I wasn’t strong enough to make the decision that night, but a few days later my father’s voice urged me to check the post; the postman would bring it in a few minutes. Indeed, the man came and I let him do his thing. I opened the post box straight away. There was a letter from my mother’s brother, which started like every letter he wrote us, but a surprise awaited me in the fourth paragraph. Old age was filling him with afflictions; on top of that, it made him sad to think that he would have to sell the bookshop he had built in Funchal through plenty of sweat and half a century of effort. He had no one but us to leave it to. Why didn’t we come back already? Who better than me to take over? The sum he mentioned as his average monthly earnings was more than my annual salary. To conclude his arguments, he sent a newspaper clipping: there were now more people in Madeira born in Venezuela than Portuguese people living in Venezuela. And not just the children of immigrants. The recent prosperity of the island and the rest of Portugal attracted the usual Africans, but also Asians, Brazilians, venezuelanos.
“‘Stás a ver?”
[“Do you see?”]
Dad read along over my shoulder. I had run out of arguments against him. And then there was the damned name of the bookshop: Esperança [Hope].
“‘Stás a ver?”
[“Do you see?”]
“‘Stou, sim” [“Yes, I see”], I answered him, with no alternative after so many years, and all that was left was packing, explaining to Rui what was happening, drying the tears, visiting cemeteries, getting papers in order, selling furniture, and finding trustworthy neighbors to look after the keys to the apartment until a buyer appeared (very unlikely: one still hasn’t).
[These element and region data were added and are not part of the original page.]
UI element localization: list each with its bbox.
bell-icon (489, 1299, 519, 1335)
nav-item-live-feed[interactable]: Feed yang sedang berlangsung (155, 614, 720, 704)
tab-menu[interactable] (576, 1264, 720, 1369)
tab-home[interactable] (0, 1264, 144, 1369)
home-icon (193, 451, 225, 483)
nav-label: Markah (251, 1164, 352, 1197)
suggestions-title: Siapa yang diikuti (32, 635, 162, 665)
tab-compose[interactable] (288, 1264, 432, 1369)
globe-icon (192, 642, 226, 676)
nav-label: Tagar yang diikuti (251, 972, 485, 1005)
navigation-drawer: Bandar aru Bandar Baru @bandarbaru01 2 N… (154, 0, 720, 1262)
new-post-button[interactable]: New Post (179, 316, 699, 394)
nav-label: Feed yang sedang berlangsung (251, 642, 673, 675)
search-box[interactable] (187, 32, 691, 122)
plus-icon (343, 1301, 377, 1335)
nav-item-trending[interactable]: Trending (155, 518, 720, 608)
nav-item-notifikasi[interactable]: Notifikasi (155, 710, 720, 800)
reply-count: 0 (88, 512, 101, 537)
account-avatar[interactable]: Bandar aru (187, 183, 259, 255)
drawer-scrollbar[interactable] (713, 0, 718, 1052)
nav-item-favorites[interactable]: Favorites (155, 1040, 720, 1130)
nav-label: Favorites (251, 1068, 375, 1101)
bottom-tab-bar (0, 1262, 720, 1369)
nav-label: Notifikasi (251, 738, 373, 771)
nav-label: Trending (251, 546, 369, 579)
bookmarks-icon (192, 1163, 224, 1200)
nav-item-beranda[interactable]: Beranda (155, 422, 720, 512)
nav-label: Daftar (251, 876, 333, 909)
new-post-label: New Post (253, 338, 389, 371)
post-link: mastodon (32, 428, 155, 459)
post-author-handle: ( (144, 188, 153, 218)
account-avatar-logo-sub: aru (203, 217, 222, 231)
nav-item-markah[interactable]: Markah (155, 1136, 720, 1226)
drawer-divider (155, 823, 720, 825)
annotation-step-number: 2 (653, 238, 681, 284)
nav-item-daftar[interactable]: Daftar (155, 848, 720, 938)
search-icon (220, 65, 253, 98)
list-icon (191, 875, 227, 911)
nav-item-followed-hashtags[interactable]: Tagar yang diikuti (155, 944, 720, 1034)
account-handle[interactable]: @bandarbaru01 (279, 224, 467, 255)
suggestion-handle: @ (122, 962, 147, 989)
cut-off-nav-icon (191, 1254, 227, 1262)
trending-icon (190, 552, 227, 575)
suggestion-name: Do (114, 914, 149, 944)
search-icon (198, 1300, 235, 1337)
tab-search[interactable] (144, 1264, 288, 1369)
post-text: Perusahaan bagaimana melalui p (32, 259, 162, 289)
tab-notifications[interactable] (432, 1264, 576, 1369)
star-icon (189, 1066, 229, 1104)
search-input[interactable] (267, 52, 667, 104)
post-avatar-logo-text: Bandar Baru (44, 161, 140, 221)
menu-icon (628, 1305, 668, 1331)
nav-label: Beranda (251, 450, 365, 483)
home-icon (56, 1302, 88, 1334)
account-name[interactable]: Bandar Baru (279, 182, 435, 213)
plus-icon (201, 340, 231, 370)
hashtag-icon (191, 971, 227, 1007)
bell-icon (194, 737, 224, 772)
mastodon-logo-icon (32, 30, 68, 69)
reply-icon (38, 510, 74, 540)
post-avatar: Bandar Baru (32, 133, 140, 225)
It hurt Cecilia’s family to know that Rui was leaving, but my father-in-law confessed that if they could, they would leave too. I didn’t want to deprive him of having his daughter’s tomb nearby. My father, by contrast, urged me to hurry and not leave him buried in that place.
I’d prefer not to record the bureaucratic headaches caused by the international transport of coffins from Caracas.
There’s not much of this story left to tell. The first few months in Funchal weren’t easy for Rui, but children end up adapting to uprooting and languages as quickly as they recover from bangs or falls. My mother has carried on with her life, as her daily quarrels with her husband keep her fit. As for me, I don’t complain. I was a professor and now I’m a bookseller; like before, the job gives me time to write in the evenings. Like everyone, I know that I’m missing something. I try, however, not to complain, or at least not often or not for too long. I once knew Cecilia.
I’m rereading these pages and notice that I express myself as if I hadn’t left Caracas. I think that I’d note my thoughts and digressions in the same way in any corner of the world. But I don’t kid myself, this city never belonged to me. Neither do others. Perhaps that’s why I still write, and in a foreign language.
As for my father, Guilherme, Lourenço or whatever he decides to call himself: one week after returning to his homeland he started to grumble again. He would sit, smoke his pipe, get up, sit down again to read; he would sigh wearily, uncomfortable. He wouldn’t dare say anything to me, perhaps out of fear of my reaction. After a long wait, I recently listened patiently to the phrases he pronounced in a far more polished Spanish than he had ever used in Venezuela. I imagine he will repeat them to me for many years: they are the lines I’m writing here.